The items on the SID were statements, which were worded both positively and negatively to 
offset possible response bias, to which the students responded using a four-choice Likert format. After 
concluding that several of the nine position subscales had reliabilities too low, Erwin (1983) used a factor 
analysis to determine if a nine position model was appropriate. After removing troublesome items and 
keying items to their strongest factor, 86 items remained. 
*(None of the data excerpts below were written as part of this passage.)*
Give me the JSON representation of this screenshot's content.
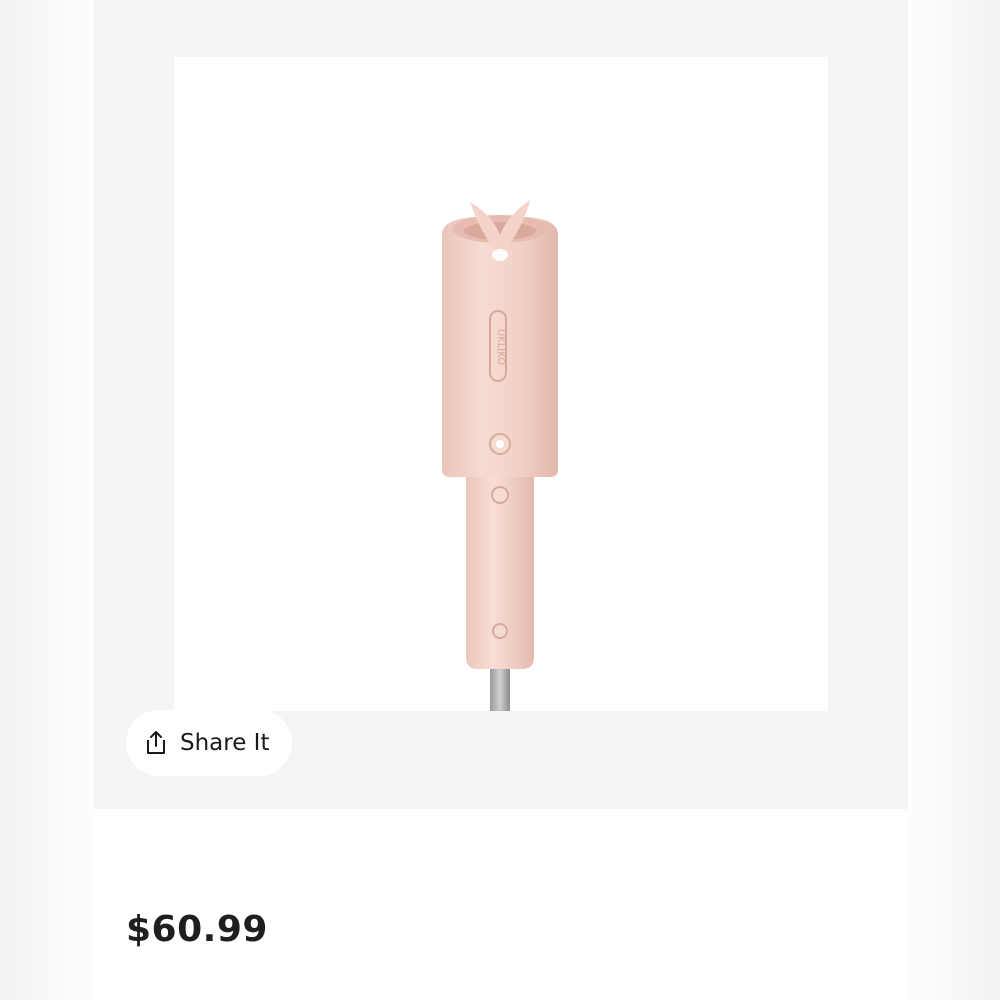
{
  "product": {
    "image_alt": "Pink automatic hair curler",
    "price": "$60.99",
    "brand_mark": "UKLIKO"
  },
  "actions": {
    "share_label": "Share It",
    "share_icon": "share-upload-icon"
  },
  "colors": {
    "page_bg": "#f4f4f4",
    "card_bg": "#ffffff",
    "text": "#1f1f1f",
    "product_pink": "#f2d2c8"
  }
}
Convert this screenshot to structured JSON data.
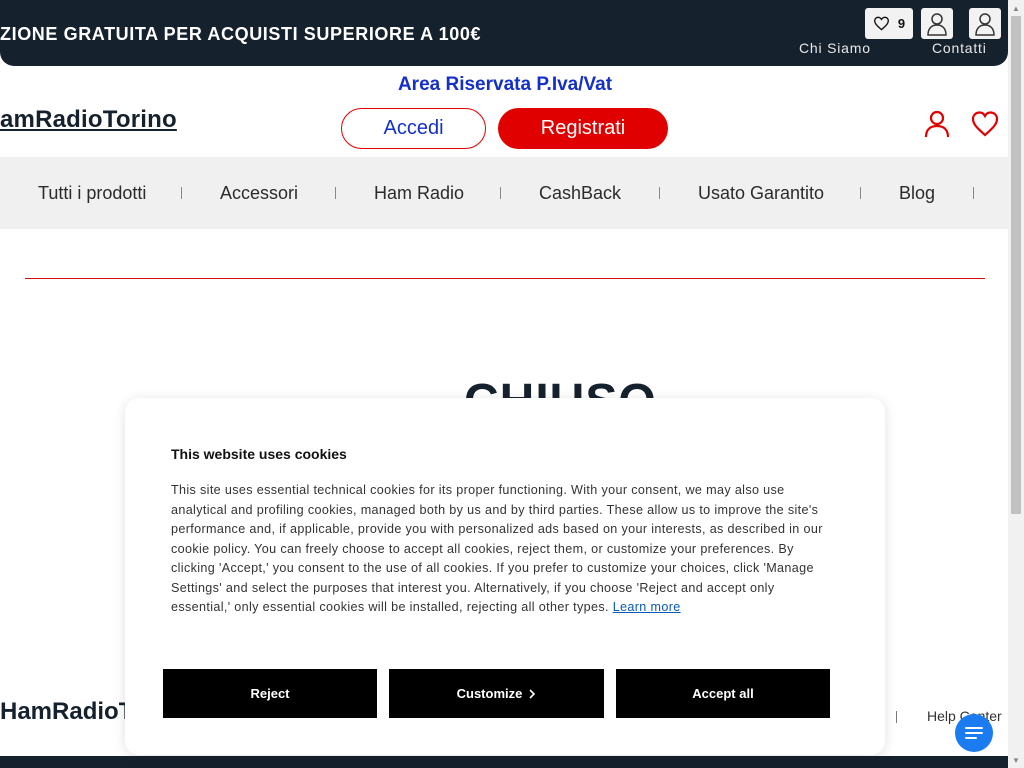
{
  "topbar": {
    "promo_text": "ZIONE GRATUITA PER ACQUISTI SUPERIORE A 100€",
    "wishlist_count": "9",
    "links": [
      "Chi Siamo",
      "Contatti"
    ]
  },
  "header": {
    "logo": "amRadioTorino",
    "area_label": "Area Riservata P.Iva/Vat",
    "login_label": "Accedi",
    "register_label": "Registrati"
  },
  "nav": {
    "items": [
      "Tutti i prodotti",
      "Accessori",
      "Ham Radio",
      "CashBack",
      "Usato Garantito",
      "Blog"
    ]
  },
  "main": {
    "title": "CHIUSO"
  },
  "cookie": {
    "title": "This website uses cookies",
    "body": "This site uses essential technical cookies for its proper functioning. With your consent, we may also use analytical and profiling cookies, managed both by us and by third parties. These allow us to improve the site's performance and, if applicable, provide you with personalized ads based on your interests, as described in our cookie policy. You can freely choose to accept all cookies, reject them, or customize your preferences. By clicking 'Accept,' you consent to the use of all cookies. If you prefer to customize your choices, click 'Manage Settings' and select the purposes that interest you. Alternatively, if you choose 'Reject and accept only essential,' only essential cookies will be installed, rejecting all other types.",
    "learn_more": "Learn more",
    "reject_label": "Reject",
    "customize_label": "Customize",
    "accept_label": "Accept all"
  },
  "footer": {
    "logo": "HamRadioT",
    "help_link": "Help Center"
  },
  "colors": {
    "brand_dark": "#16212e",
    "accent_red": "#e00000",
    "accent_blue": "#1530c8",
    "chat_blue": "#1a7cf0"
  }
}
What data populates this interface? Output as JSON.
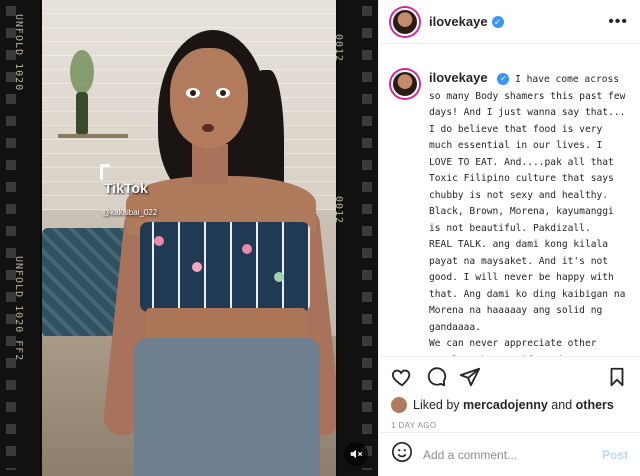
{
  "post": {
    "username": "ilovekaye",
    "verified": true,
    "more_icon": "more-horizontal-icon"
  },
  "media": {
    "film_text_1": "UNFOLD 1020",
    "film_text_2": "UNFOLD 1020 FF2",
    "film_text_3": "0012",
    "film_text_4": "0012",
    "overlay_app": "TikTok",
    "overlay_user": "@kakaibai_022",
    "mute_icon": "speaker-muted-icon"
  },
  "caption": {
    "username": "ilovekaye",
    "text": "I have come across so many Body shamers this past few days! And I just wanna say that...\nI do believe that food is very much essential in our lives. I LOVE TO EAT. And....pak all that Toxic Filipino culture that says chubby is not sexy and healthy. Black, Brown, Morena, kayumanggi is not beautiful. Pakdizall.\nREAL TALK. ang dami kong kilala payat na maysaket. And it's not good. I will never be happy with that. Ang dami ko ding kaibigan na Morena na haaaaay ang solid ng gandaaaa.\nWe can never appreciate other people's beauty if we don't appreciate ours.\nSORRY kung ikakalungkot ng IBA na"
  },
  "actions": {
    "like_icon": "heart-icon",
    "comment_icon": "comment-icon",
    "share_icon": "paper-plane-icon",
    "save_icon": "bookmark-icon",
    "liked_by_prefix": "Liked by",
    "liked_by_user": "mercadojenny",
    "liked_by_and": "and",
    "liked_by_others": "others",
    "timestamp": "1 DAY AGO"
  },
  "comment_input": {
    "emoji_icon": "smiley-icon",
    "placeholder": "Add a comment...",
    "post_label": "Post"
  },
  "colors": {
    "verified": "#3897f0",
    "post_button_disabled": "#b3dbff",
    "muted_text": "#8e8e8e"
  }
}
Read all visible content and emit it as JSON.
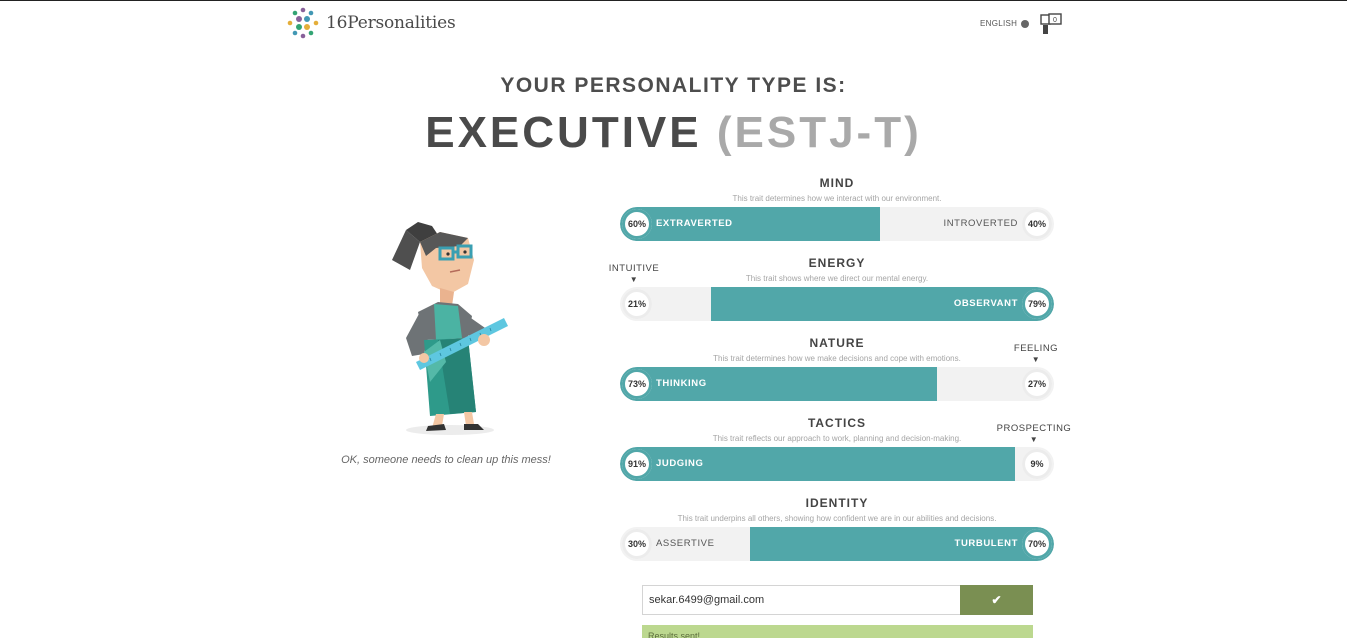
{
  "header": {
    "logo_text": "16Personalities",
    "language_label": "ENGLISH",
    "profile_count": "0"
  },
  "result": {
    "subtitle": "YOUR PERSONALITY TYPE IS:",
    "type_name": "EXECUTIVE",
    "type_code": "(ESTJ-T)",
    "quote": "OK, someone needs to clean up this mess!"
  },
  "traits": [
    {
      "title": "MIND",
      "description": "This trait determines how we interact with our environment.",
      "left_label": "EXTRAVERTED",
      "left_pct": "60%",
      "right_label": "INTROVERTED",
      "right_pct": "40%",
      "dominant": "left",
      "fill_fraction": 0.6,
      "side_tag": ""
    },
    {
      "title": "ENERGY",
      "description": "This trait shows where we direct our mental energy.",
      "left_label": "",
      "left_pct": "21%",
      "right_label": "OBSERVANT",
      "right_pct": "79%",
      "dominant": "right",
      "fill_fraction": 0.79,
      "side_tag": "INTUITIVE"
    },
    {
      "title": "NATURE",
      "description": "This trait determines how we make decisions and cope with emotions.",
      "left_label": "THINKING",
      "left_pct": "73%",
      "right_label": "",
      "right_pct": "27%",
      "dominant": "left",
      "fill_fraction": 0.73,
      "side_tag": "FEELING"
    },
    {
      "title": "TACTICS",
      "description": "This trait reflects our approach to work, planning and decision-making.",
      "left_label": "JUDGING",
      "left_pct": "91%",
      "right_label": "",
      "right_pct": "9%",
      "dominant": "left",
      "fill_fraction": 0.91,
      "side_tag": "PROSPECTING"
    },
    {
      "title": "IDENTITY",
      "description": "This trait underpins all others, showing how confident we are in our abilities and decisions.",
      "left_label": "ASSERTIVE",
      "left_pct": "30%",
      "right_label": "TURBULENT",
      "right_pct": "70%",
      "dominant": "right",
      "fill_fraction": 0.7,
      "side_tag": ""
    }
  ],
  "email": {
    "value": "sekar.6499@gmail.com",
    "notice": "Results sent!"
  },
  "colors": {
    "accent": "#51a7a9",
    "track": "#f2f2f2",
    "button": "#7a8f52",
    "notice_bg": "#bcd88f"
  }
}
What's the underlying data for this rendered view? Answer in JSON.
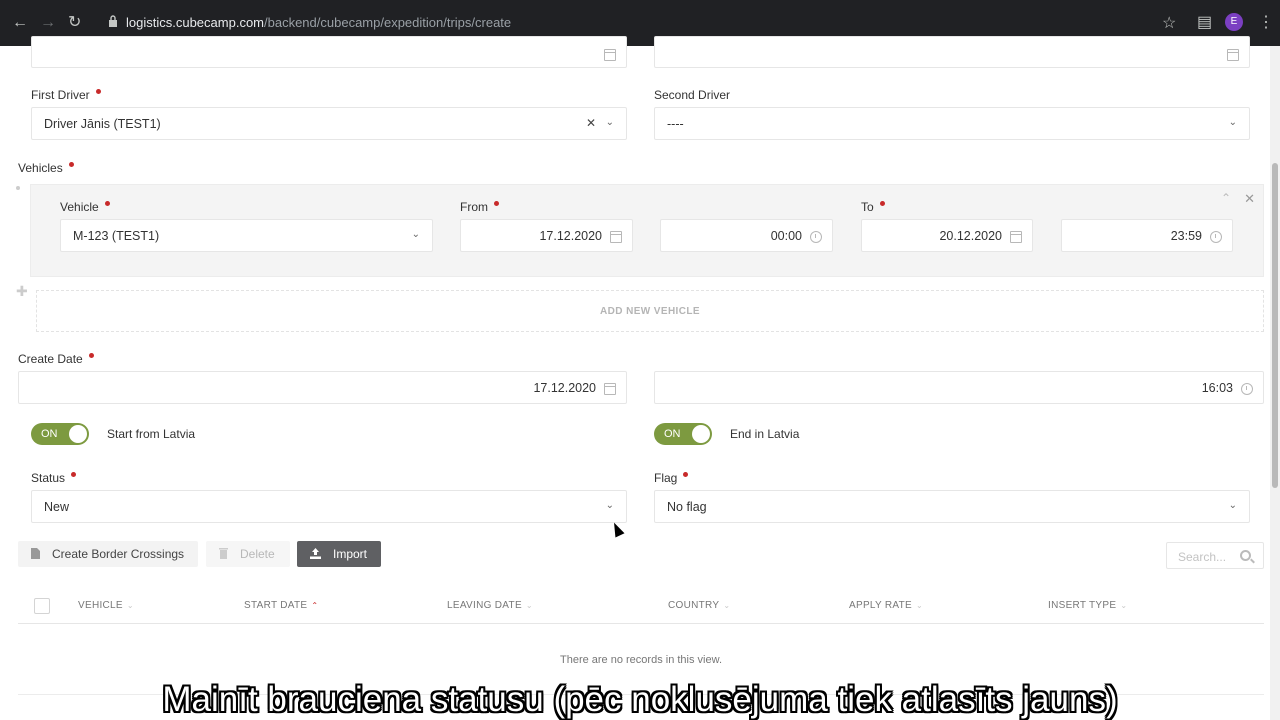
{
  "browser": {
    "url_host": "logistics.cubecamp.com",
    "url_path": "/backend/cubecamp/expedition/trips/create",
    "profile_initial": "E"
  },
  "form": {
    "first_driver": {
      "label": "First Driver",
      "value": "Driver Jānis (TEST1)"
    },
    "second_driver": {
      "label": "Second Driver",
      "value": "----"
    },
    "vehicles_label": "Vehicles",
    "vehicle": {
      "label": "Vehicle",
      "value": "M-123 (TEST1)"
    },
    "from": {
      "label": "From",
      "date": "17.12.2020",
      "time": "00:00"
    },
    "to": {
      "label": "To",
      "date": "20.12.2020",
      "time": "23:59"
    },
    "add_vehicle_label": "ADD NEW VEHICLE",
    "create_date": {
      "label": "Create Date",
      "date": "17.12.2020",
      "time": "16:03"
    },
    "start_from_latvia": {
      "toggle": "ON",
      "label": "Start from Latvia"
    },
    "end_in_latvia": {
      "toggle": "ON",
      "label": "End in Latvia"
    },
    "status": {
      "label": "Status",
      "value": "New"
    },
    "flag": {
      "label": "Flag",
      "value": "No flag"
    }
  },
  "toolbar": {
    "create_border_crossings": "Create Border Crossings",
    "delete": "Delete",
    "import": "Import",
    "search_placeholder": "Search..."
  },
  "table": {
    "columns": [
      "VEHICLE",
      "START DATE",
      "LEAVING DATE",
      "COUNTRY",
      "APPLY RATE",
      "INSERT TYPE"
    ],
    "empty_message": "There are no records in this view."
  },
  "subtitle": "Mainīt brauciena statusu (pēc noklusējuma tiek atlasīts jauns)",
  "colors": {
    "accent_green": "#7d9a40",
    "required_dot": "#c82a2a",
    "import_button": "#5f6063"
  }
}
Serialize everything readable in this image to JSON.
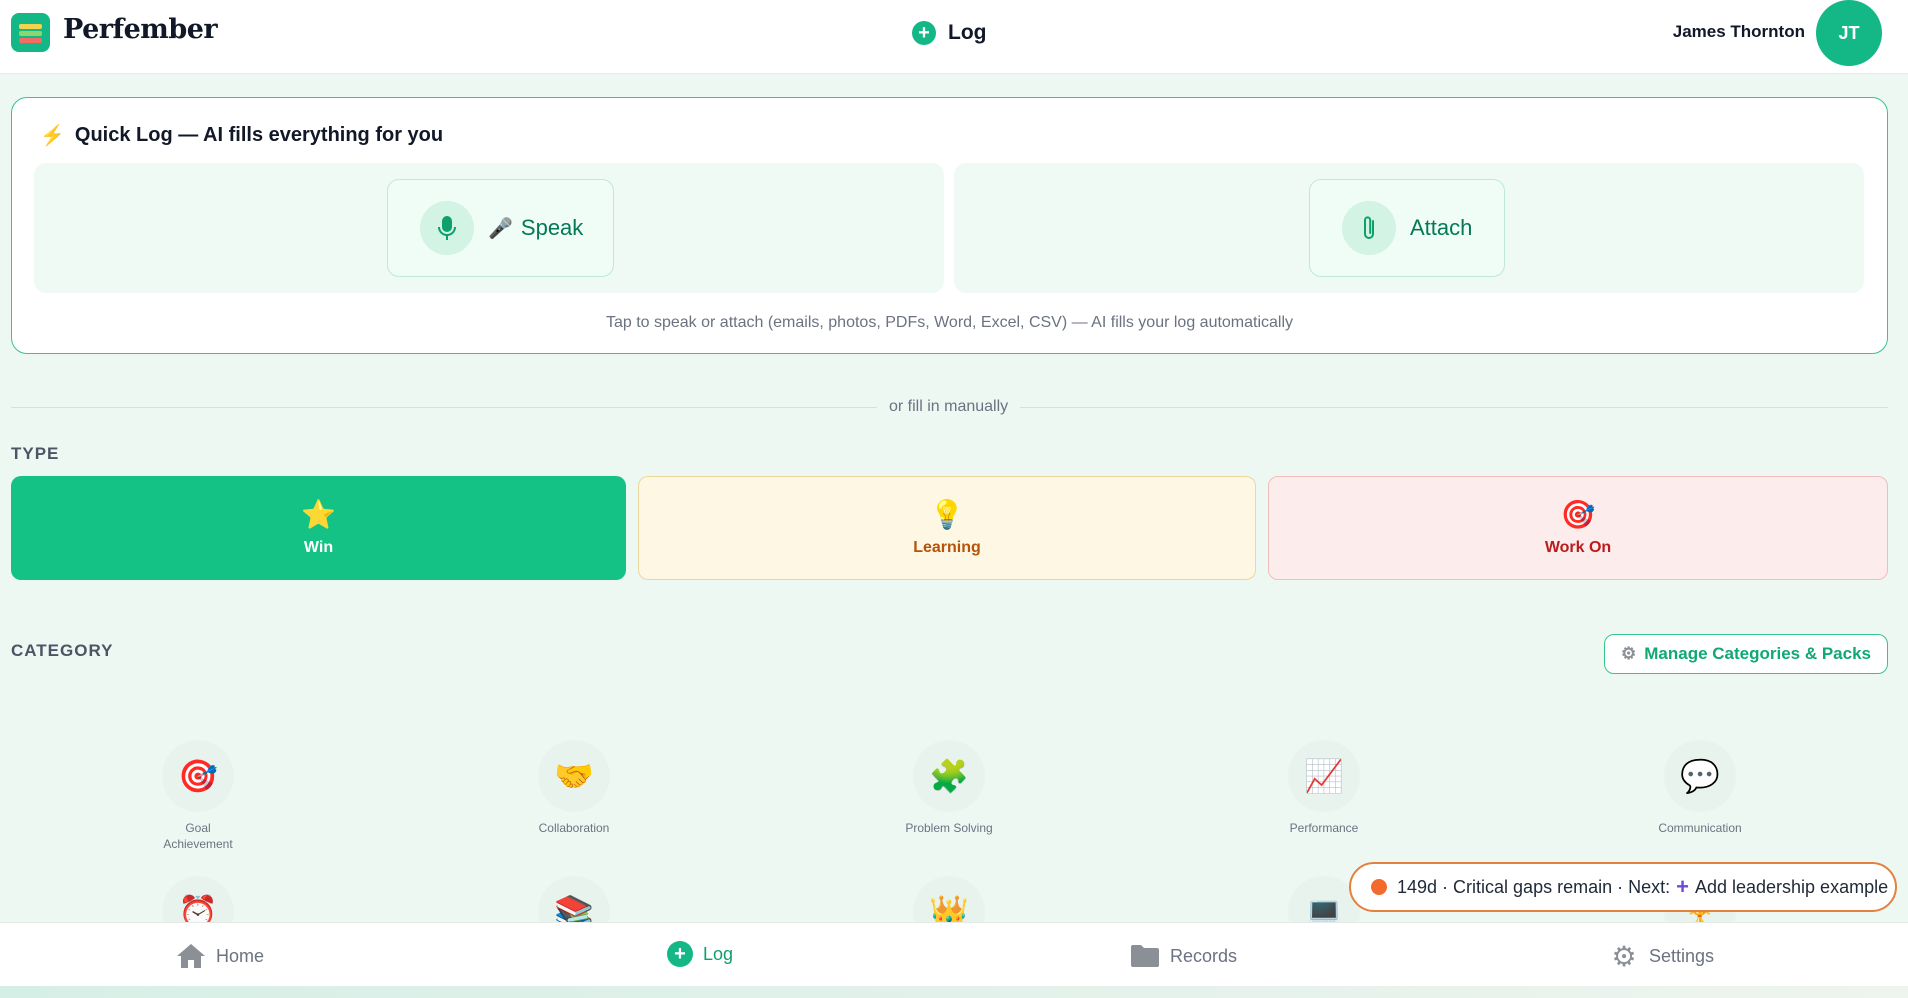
{
  "header": {
    "brand": "Perfember",
    "log_label": "Log",
    "user_name": "James Thornton",
    "avatar_initials": "JT"
  },
  "quick_log": {
    "title": "Quick Log — AI fills everything for you",
    "speak_label": "Speak",
    "attach_label": "Attach",
    "hint": "Tap to speak or attach (emails, photos, PDFs, Word, Excel, CSV) — AI fills your log automatically"
  },
  "divider_text": "or fill in manually",
  "type_section": {
    "label": "TYPE",
    "types": [
      {
        "label": "Win",
        "emoji": "⭐"
      },
      {
        "label": "Learning",
        "emoji": "💡"
      },
      {
        "label": "Work On",
        "emoji": "🎯"
      }
    ]
  },
  "category_section": {
    "label": "CATEGORY",
    "manage_label": "Manage Categories & Packs",
    "categories": [
      {
        "label": "Goal Achievement",
        "emoji": "🎯"
      },
      {
        "label": "Collaboration",
        "emoji": "🤝"
      },
      {
        "label": "Problem Solving",
        "emoji": "🧩"
      },
      {
        "label": "Performance",
        "emoji": "📈"
      },
      {
        "label": "Communication",
        "emoji": "💬"
      }
    ],
    "row2_emojis": [
      "⏰",
      "📚",
      "👑",
      "💻",
      "🏆"
    ]
  },
  "status_pill": {
    "text": "149d · Critical gaps remain · Next:",
    "action": "Add leadership example"
  },
  "bottom_nav": {
    "home": "Home",
    "log": "Log",
    "records": "Records",
    "settings": "Settings"
  },
  "colors": {
    "accent": "#14b887",
    "win": "#14c285",
    "learning_bg": "#fef7e3",
    "work_on_bg": "#fdecec",
    "warning": "#e3813f"
  }
}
Reliability and Validity of the SID . The underlying factor structure of the 86-item SID was 
interpreted to be comprised of four factors: Dualism, Relativism, Commitment, and Empathy; the 
reliability for the factors was .81, .70, .76, and .73, respectively. The SID provides a numerical score for 
each of the four subscales (Stonewater, Stonewater, & Hadley, 1986). Although a person can have a high 
score on more than one subscale, the scales were constructed such that a high score on one scale would 
result in low scores on the others (Jones, Newman, Cochran, & Nemec, 1992). The first three factors. 
Dualism, Relativism, and Commitment, closely followed Perry's categorizations. Erwin's fourth factor, 
empathy, was not based directly on Perry's scheme but was interpreted from the items that clustered to 
form the Empathy factor. Erwin correlated the subscale scores to verify that students who scored high on 
one subscale (presumably the current developmental level) would score lower on the other subscales. 
Indeed, his expectations were met with the exception of a moderate positive correlation between empathy 
and commitment. 

Whereas Erwin's (1983) first phase explored issues related to the instrument's reliability, content 
validity, and factorial validity. Phase 2 studied issues related to construct validity, specifically the 
convergent and discriminant validity of the four subscales of the SID. First, using a subset of 300 
students from the original 3,321, the scores from the SID were correlated with two other developmental 
measures, the Perceived Self Questionnaire (PSQ) and the Erwin Identity Scale (EIS). As expected the 
Dualism and Relativism subscales were significantly negatively correlated with both the EIS and the PSQ 
and Empathy exhibited unclear results; however. Commitment was significantly positively correlated to 
both the EIS and the PSQ maturity scale. While these results certainly provide some evidence of 
construct validity, it should be noted that most of the correlations were between -.30 and .30; significance 
may have been an artifact of the large number of subjects in the study (3,321). However, the 
Commitment subscale indeed did correlate over .40 with several of the EIS and PSQ subscales. 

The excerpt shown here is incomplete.